Wind next argues the district court erred in considering his 1987 conviction for purposes of sentence enhancement. Minnesota discharged him from this conviction on January 13, 1990. There is no question that the 1986 amendments to 18 U.S.C. § 921(a) (20) and the 1987 amendment to Minn.Stat. § 609.165 apply to this discharge. However, the order of discharge did not expressly exclude from the restoration of civil rights the right to possess firearms. The omission was apparently an oversight. Nonetheless, the omission of the required express limitation of the right to possess firearms cannot be overlooked, particularly in light of the plenary nature of the Minnesota restoration statute. United States v. Traxel, 914 F.2d at 123; cf. Bell v. United States, 970 F.2d at 430 (Iowa law). Thus, because the 1990 discharge did not contain any express limitation of the right to possess firearms, Wind's 1987 conviction cannot be considered for purposes of sentence enhancement under 18 U.S.C. § 924(e) (1).

Accordingly, we affirm the conviction but reverse and remand for resentencing. The 1985 and 1987 convictions may not be considered for purposes of sentence enhancement.
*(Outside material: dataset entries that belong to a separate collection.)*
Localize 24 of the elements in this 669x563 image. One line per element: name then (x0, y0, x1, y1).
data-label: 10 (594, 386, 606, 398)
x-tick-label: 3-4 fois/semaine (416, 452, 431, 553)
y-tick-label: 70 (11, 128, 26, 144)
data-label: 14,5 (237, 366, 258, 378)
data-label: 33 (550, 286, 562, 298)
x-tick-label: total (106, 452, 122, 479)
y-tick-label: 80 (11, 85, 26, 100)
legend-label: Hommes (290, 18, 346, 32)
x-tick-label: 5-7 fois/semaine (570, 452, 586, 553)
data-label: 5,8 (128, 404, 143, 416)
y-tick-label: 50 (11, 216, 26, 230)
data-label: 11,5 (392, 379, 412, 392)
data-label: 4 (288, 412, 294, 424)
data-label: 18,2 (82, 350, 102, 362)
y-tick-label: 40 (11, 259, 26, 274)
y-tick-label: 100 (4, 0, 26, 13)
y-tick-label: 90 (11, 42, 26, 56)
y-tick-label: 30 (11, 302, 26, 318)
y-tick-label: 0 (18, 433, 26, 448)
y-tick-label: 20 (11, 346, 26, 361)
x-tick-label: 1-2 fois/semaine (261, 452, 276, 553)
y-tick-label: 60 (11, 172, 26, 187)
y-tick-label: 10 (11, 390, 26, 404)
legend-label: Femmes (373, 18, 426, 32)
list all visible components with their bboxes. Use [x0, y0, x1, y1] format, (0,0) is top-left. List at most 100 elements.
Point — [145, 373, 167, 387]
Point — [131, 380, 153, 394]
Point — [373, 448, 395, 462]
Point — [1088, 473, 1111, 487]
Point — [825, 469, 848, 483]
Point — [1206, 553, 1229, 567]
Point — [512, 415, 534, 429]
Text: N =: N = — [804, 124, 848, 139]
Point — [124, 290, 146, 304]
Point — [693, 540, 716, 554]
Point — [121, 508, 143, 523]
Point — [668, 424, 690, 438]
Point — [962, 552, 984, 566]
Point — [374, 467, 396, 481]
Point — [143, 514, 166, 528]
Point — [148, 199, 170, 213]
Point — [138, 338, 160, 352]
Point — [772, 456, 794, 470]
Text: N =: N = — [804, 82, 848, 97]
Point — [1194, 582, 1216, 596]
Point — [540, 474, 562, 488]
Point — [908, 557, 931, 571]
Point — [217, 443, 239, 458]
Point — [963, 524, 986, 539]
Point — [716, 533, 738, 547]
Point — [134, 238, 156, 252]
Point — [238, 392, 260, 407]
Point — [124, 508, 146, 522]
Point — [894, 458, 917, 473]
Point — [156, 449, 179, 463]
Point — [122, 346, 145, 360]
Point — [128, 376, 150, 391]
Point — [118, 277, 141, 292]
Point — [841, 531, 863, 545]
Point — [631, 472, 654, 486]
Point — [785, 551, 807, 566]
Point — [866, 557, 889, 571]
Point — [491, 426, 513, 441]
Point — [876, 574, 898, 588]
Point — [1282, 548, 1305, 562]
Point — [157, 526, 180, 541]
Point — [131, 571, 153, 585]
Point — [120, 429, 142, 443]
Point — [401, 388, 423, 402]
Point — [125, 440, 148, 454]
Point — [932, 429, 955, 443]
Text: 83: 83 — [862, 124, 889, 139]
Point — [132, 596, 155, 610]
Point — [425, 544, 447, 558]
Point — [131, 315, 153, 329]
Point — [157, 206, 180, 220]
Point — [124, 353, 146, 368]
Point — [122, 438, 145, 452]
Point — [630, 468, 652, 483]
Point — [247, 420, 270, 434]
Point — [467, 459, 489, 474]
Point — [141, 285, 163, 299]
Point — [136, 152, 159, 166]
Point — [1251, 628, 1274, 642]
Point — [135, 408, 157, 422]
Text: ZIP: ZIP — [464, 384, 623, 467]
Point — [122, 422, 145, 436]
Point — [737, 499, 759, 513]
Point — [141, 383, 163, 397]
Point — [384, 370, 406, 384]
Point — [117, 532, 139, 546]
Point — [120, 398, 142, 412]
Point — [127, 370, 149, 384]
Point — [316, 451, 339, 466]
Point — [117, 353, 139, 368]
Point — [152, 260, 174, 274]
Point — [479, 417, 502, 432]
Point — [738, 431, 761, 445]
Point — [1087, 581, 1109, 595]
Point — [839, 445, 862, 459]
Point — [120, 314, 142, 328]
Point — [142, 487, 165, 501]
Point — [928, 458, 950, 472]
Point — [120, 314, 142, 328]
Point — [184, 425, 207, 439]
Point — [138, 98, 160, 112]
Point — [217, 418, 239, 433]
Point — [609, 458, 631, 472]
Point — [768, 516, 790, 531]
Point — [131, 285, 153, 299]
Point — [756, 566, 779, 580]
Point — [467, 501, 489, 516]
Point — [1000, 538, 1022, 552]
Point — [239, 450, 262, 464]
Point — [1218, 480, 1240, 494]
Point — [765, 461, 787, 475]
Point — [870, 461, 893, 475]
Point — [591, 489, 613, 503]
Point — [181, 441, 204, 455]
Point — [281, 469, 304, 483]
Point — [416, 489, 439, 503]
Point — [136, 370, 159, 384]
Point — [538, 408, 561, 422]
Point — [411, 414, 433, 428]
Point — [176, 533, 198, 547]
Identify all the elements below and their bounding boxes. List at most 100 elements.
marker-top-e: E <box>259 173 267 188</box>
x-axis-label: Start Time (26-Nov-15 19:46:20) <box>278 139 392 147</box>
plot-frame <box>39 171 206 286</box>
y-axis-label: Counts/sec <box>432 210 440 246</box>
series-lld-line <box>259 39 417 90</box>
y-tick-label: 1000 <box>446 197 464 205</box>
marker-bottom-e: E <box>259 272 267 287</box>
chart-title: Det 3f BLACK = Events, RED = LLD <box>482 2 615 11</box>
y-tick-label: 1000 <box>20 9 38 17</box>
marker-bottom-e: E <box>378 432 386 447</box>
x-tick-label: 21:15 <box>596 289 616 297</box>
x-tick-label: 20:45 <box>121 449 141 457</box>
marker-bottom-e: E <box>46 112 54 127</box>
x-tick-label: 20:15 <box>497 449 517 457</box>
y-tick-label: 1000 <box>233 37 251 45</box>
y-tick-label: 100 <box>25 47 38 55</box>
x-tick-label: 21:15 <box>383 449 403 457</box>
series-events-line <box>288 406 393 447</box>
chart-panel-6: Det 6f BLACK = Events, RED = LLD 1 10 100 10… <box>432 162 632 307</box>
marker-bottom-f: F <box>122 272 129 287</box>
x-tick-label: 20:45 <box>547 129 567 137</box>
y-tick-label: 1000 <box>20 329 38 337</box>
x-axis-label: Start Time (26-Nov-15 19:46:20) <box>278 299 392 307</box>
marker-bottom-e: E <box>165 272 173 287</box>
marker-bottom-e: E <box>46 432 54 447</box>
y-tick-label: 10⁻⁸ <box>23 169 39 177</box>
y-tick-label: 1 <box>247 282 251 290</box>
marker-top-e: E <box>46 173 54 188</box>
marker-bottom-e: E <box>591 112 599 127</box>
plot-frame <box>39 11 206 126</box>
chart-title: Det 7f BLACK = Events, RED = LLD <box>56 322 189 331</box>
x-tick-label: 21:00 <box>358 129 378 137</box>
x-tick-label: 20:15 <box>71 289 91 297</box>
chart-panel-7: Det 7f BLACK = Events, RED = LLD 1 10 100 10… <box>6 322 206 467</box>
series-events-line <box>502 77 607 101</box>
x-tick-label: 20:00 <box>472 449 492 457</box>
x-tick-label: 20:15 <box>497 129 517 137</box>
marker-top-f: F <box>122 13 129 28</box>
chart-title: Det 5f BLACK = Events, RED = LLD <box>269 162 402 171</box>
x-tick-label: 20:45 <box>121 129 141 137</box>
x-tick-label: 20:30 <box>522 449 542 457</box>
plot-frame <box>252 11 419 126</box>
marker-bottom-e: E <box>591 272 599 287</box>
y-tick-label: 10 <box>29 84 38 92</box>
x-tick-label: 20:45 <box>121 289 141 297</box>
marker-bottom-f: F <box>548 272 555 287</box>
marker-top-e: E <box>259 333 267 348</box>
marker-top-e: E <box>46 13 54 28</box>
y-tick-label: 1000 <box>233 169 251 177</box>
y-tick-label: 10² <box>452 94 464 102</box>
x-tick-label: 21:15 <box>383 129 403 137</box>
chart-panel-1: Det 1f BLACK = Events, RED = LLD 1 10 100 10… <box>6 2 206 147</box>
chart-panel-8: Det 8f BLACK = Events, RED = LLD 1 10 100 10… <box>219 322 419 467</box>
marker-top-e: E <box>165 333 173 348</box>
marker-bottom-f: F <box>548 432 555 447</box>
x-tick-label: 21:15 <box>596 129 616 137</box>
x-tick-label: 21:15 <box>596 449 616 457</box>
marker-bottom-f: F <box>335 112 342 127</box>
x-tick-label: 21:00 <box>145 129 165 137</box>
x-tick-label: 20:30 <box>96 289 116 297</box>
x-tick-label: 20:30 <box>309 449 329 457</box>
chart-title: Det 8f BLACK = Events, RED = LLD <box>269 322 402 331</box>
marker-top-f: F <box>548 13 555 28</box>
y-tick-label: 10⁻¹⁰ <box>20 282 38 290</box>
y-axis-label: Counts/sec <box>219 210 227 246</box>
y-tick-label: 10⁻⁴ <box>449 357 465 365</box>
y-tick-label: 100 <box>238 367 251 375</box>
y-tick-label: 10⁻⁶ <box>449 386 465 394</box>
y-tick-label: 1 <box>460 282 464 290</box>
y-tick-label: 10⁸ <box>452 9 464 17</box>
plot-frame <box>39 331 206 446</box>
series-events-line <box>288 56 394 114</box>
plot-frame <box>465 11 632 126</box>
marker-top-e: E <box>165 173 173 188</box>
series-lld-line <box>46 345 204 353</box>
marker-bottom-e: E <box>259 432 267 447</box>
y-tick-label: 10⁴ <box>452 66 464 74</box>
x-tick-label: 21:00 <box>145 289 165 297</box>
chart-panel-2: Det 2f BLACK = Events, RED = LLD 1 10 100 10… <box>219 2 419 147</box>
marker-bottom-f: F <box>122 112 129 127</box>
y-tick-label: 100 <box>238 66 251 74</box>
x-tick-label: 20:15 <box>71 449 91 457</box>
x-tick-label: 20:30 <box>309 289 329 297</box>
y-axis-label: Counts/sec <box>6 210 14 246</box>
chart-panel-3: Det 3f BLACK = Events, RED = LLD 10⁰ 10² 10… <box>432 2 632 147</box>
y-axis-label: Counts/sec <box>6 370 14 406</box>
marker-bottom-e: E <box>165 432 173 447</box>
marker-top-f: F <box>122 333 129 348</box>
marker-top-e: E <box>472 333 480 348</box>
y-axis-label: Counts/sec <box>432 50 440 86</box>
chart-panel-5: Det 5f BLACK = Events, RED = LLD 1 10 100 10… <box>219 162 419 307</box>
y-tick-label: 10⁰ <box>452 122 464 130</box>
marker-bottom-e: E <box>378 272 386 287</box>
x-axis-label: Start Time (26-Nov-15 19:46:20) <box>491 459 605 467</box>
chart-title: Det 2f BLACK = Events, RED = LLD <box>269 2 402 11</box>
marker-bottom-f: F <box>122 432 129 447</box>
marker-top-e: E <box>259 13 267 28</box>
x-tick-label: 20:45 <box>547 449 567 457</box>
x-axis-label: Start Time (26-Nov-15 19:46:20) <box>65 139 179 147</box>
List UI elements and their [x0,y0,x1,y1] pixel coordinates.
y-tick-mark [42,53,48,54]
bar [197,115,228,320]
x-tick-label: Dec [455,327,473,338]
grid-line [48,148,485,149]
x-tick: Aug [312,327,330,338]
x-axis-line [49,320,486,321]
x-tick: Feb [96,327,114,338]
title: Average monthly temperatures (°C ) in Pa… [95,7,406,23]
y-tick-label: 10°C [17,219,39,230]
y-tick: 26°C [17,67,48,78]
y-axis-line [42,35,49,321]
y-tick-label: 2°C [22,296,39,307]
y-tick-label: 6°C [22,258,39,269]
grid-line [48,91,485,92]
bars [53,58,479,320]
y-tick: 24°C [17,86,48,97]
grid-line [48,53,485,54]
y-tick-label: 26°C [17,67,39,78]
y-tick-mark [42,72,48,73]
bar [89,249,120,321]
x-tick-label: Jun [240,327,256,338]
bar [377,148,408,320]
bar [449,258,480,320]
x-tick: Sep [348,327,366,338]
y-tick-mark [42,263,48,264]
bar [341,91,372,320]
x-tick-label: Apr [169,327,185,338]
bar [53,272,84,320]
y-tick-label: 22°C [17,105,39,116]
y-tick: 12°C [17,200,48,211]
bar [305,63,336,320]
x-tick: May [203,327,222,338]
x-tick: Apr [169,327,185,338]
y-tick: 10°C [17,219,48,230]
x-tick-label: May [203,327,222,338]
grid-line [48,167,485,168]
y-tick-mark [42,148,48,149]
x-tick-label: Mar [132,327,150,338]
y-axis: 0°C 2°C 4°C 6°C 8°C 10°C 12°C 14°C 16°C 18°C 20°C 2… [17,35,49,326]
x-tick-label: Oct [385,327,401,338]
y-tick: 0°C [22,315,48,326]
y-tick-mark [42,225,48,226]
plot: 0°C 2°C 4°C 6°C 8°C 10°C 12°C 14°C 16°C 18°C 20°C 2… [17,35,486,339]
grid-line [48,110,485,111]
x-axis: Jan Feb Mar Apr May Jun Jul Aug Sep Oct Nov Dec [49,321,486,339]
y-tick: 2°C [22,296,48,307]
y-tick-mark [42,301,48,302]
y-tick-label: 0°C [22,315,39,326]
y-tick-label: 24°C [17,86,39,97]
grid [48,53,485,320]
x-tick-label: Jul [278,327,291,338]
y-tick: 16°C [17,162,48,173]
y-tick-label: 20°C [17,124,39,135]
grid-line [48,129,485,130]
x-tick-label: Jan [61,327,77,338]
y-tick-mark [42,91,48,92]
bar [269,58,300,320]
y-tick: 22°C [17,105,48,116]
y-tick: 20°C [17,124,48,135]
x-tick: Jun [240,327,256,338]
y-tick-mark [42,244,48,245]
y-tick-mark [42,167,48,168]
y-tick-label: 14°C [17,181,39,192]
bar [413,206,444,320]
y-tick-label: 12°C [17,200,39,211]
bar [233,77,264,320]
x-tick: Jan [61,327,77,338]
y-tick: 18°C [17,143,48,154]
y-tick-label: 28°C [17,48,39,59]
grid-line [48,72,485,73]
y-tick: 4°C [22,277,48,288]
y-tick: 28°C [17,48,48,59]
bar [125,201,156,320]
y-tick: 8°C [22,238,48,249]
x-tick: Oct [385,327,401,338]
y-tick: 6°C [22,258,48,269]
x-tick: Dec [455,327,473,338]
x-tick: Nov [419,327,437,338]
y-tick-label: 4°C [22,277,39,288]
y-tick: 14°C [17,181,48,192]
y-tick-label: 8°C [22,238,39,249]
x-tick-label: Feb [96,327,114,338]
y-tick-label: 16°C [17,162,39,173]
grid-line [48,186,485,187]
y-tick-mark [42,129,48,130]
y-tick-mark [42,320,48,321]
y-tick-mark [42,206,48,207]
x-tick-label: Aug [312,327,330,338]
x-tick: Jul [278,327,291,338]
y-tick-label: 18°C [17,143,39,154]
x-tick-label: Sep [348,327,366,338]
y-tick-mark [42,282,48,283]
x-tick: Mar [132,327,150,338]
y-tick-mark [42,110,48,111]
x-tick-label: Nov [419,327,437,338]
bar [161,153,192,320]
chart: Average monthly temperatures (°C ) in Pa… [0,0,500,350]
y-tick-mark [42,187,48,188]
MAGILL, Circuit Judge, with whom HANSEN, Circuit Judge, joins, concurring specially.

I agree with and concur in the opinion, but would like to clarify a point concerning the discussion of whether Wind's 1987 conviction should be used for purposes of sentence enhancement.

The fact that the order of discharge itself did not contain an express limitation on the right to possess firearms is not controlling. This court has held that even if the discharge certificate itself does not include the express limitation required by § 921(a) (20), a prior conviction is used for sentence enhancement if the defendant may not legally possess the firearm in the state that convicted him. Davis v. United States, 972 F.2d 227, 231 (8th Cir. 1992).

Consequently, to determine whether a defendant's prior conviction can be used for sentence enhancement, this court must: (1) determine whether the order of discharge itself contains an express limitation on the right to possess firearms, and if it does not; (2) determine whether the defendant is prohibited by state law from possessing firearms.

Although Wind's order of discharge does not contain an express limitation, we still must determine whether Minnesota law prohibits him from possessing the rifle at issue. If Minnesota law did prohibit him from possessing the rifle, his 1987 conviction would be considered for purposes of sentence enhancement even though the order of discharge did not contain an express limitation. However, Minnesota law does not prohibit felons from possessing rifles. See Minn.Stat. § 624.713 subd. 1(b) (prohibiting a felon only from possessing a pistol).

Therefore, because the order of discharge from Wind's 1987 conviction did not contain an express limitation on his right to possess firearms, and Minnesota law does not prohibit Wind from possessing a rifle, Wind's 1987 conviction cannot be considered for purposes of sentence enhancement.